Dado el poder duradero del nacionalismo, no podemos simplemente descartarlo como una distracción inconveniente. Pero también debemos resistir la tentación de abrazarlo para obtener beneficios políticos solo a corto plazo. Tenemos que entender ese atractivo si queremos contrarrestarlo, y hay historias nobles de activismo internacionalista en las que podemos inspirarnos.
Para los socialistas, los ideales internacionalistas se derivan de un conjunto básico de principios. El primero es un humanismo fundamental que debe sustentar todo nuestro trabajo: la idea de que todo el mundo tiene el mismo valor como ser humano, independientemente de su origen nacional. No se trata de un principio exclusivamente socialista, pero sin duda es un componente esencial del socialismo.
En segundo lugar, el capitalismo es un sistema global que somete a todos a sus imperativos, de los que no puede haber escapatoria nacional. La existencia de pobreza y subdesarrollo en una región permite al capital emprender el chantaje de la carrera a la baja, haciendo bajar los salarios y las condiciones en todas partes, desde el Cinturón del Óxido posindustrial en los Estados Unidos hasta las nuevas zonas manufactureras del Sur Global. Nadie está a salvo de esta presión hasta que todo el mundo lo está.
También hay un tercer factor que se está volviendo cada vez más urgente: la crisis climática. Abordar el impacto del cambio climático desde una perspectiva internacionalista es vital tanto por motivos éticos como prácticos. No se puede permitir que los Estados capitalistas ricos, que han sido los que más han contaminado, trasladen la carga al resto del mundo, y tampoco pueden predicar un mensaje de decrecimiento y fin del desarrollo mientras el Sur Global sigue sumido en la pobreza.

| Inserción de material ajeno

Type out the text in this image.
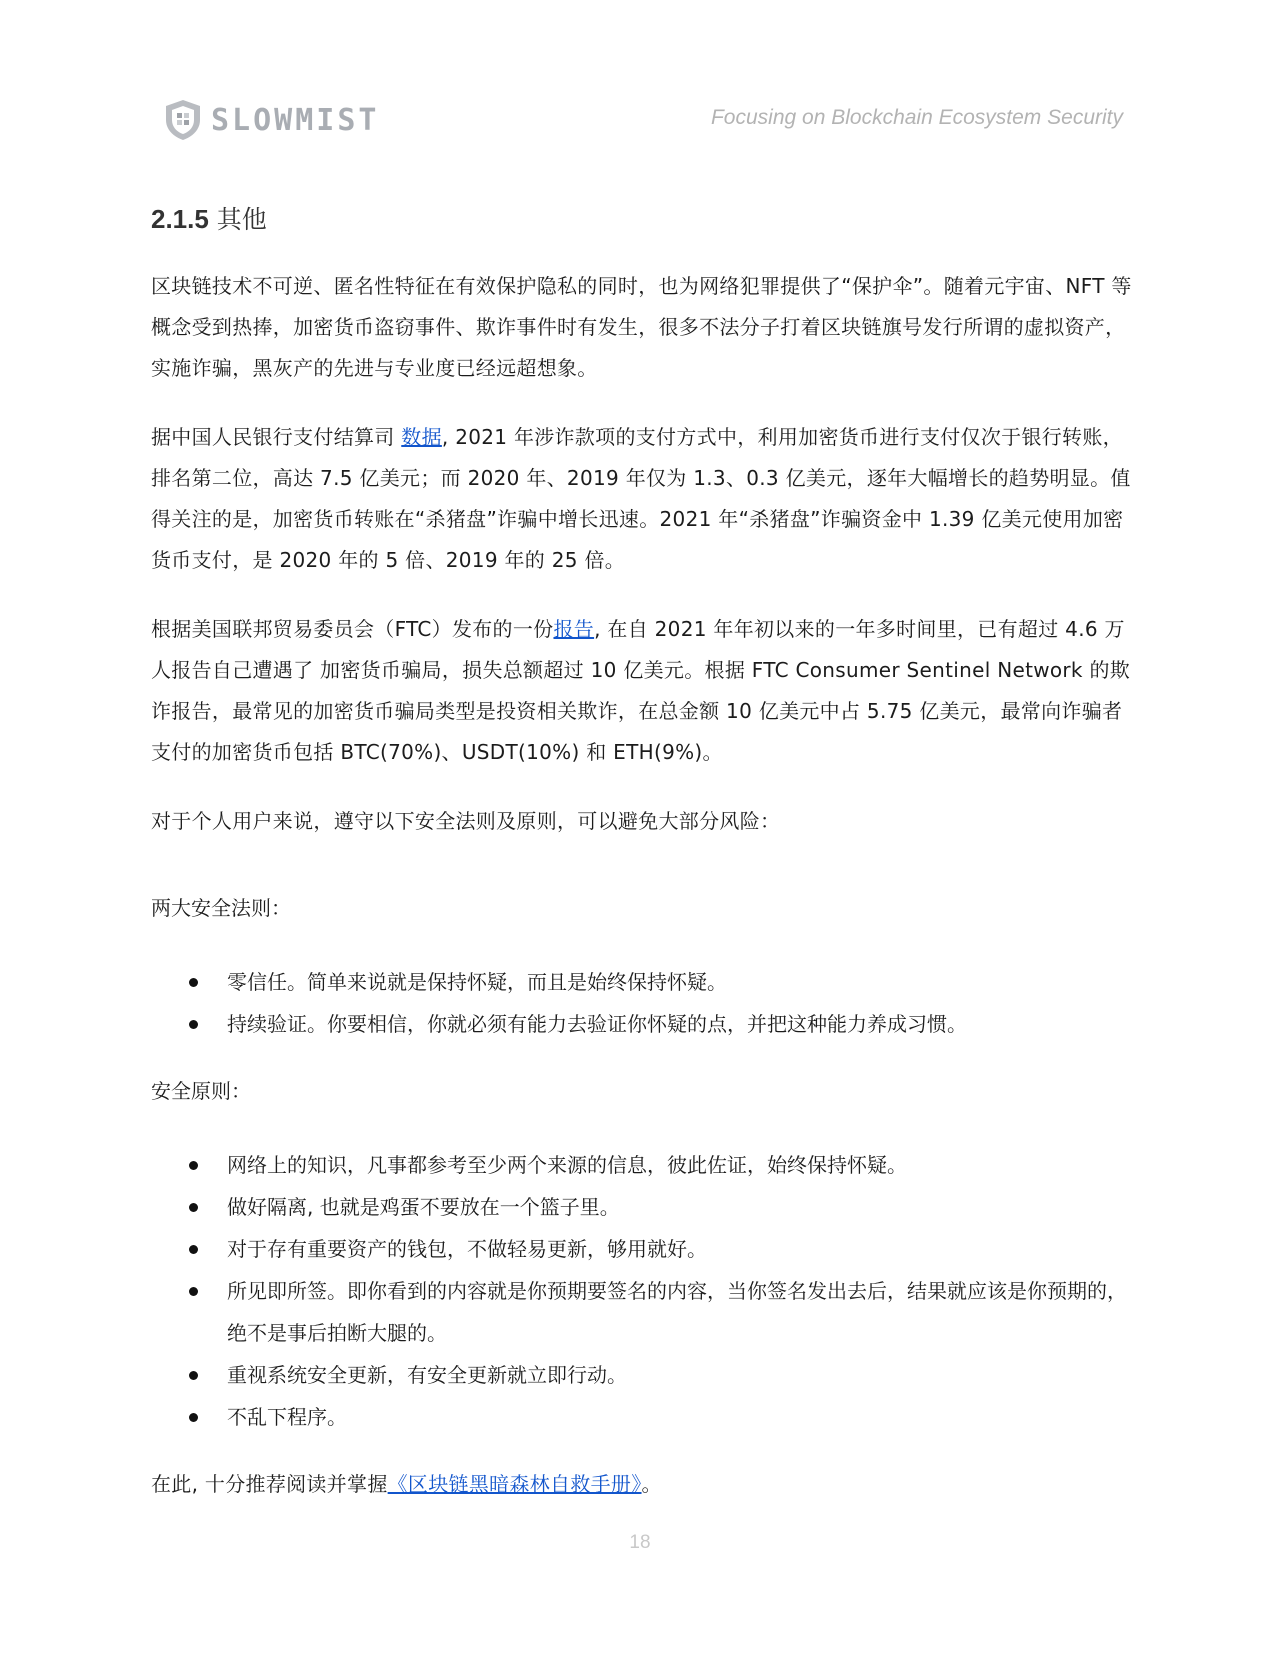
SLOWMIST	Focusing on Blockchain Ecosystem Security
2.1.5 其他

区块链技术不可逆、匿名性特征在有效保护隐私的同时，也为网络犯罪提供了“保护伞”。随着元宇宙、NFT 等概念受到热捧，加密货币盗窃事件、欺诈事件时有发生，很多不法分子打着区块链旗号发行所谓的虚拟资产，实施诈骗，黑灰产的先进与专业度已经远超想象。

据中国人民银行支付结算司 数据, 2021 年涉诈款项的支付方式中，利用加密货币进行支付仅次于银行转账，排名第二位，高达 7.5 亿美元；而 2020 年、2019 年仅为 1.3、0.3 亿美元，逐年大幅增长的趋势明显。值得关注的是，加密货币转账在“杀猪盘”诈骗中增长迅速。2021 年“杀猪盘”诈骗资金中 1.39 亿美元使用加密货币支付，是 2020 年的 5 倍、2019 年的 25 倍。

根据美国联邦贸易委员会（FTC）发布的一份报告, 在自 2021 年年初以来的一年多时间里，已有超过 4.6 万人报告自己遭遇了 加密货币骗局，损失总额超过 10 亿美元。根据 FTC Consumer Sentinel Network 的欺诈报告，最常见的加密货币骗局类型是投资相关欺诈，在总金额 10 亿美元中占 5.75 亿美元，最常向诈骗者支付的加密货币包括 BTC(70%)、USDT(10%) 和 ETH(9%)。

对于个人用户来说，遵守以下安全法则及原则，可以避免大部分风险：

两大安全法则：

零信任。简单来说就是保持怀疑，而且是始终保持怀疑。
持续验证。你要相信，你就必须有能力去验证你怀疑的点，并把这种能力养成习惯。

安全原则：

网络上的知识，凡事都参考至少两个来源的信息，彼此佐证，始终保持怀疑。
做好隔离, 也就是鸡蛋不要放在一个篮子里。
对于存有重要资产的钱包，不做轻易更新，够用就好。
所见即所签。即你看到的内容就是你预期要签名的内容，当你签名发出去后，结果就应该是你预期的，绝不是事后拍断大腿的。
重视系统安全更新，有安全更新就立即行动。
不乱下程序。

在此, 十分推荐阅读并掌握《区块链黑暗森林自救手册》。

18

En cualquier caso, es ilusorio pensar que alguna parte del mundo estará a salvo de las consecuencias del desastre ecológico. Una vez más, nadie estará a salvo hasta que todo el mundo lo esté.
Para convertir el internacionalismo de ideal en práctica debemos planificar una alternativa viable al capitalismo y luego construir movimientos capaces de convertir esa visión en realidad.
A medida que nuestro mundo se acerca a los peligros de una nueva era de extremos impulsada por formas del nacionalismo del siglo XX del que Hobsbawm fue testigo, merece la pena recordar su intuición de que «el utopismo es probablemente un dispositivo social necesario para generar los esfuerzos sobrehumanos sin los cuales no se logra ninguna revolución importante».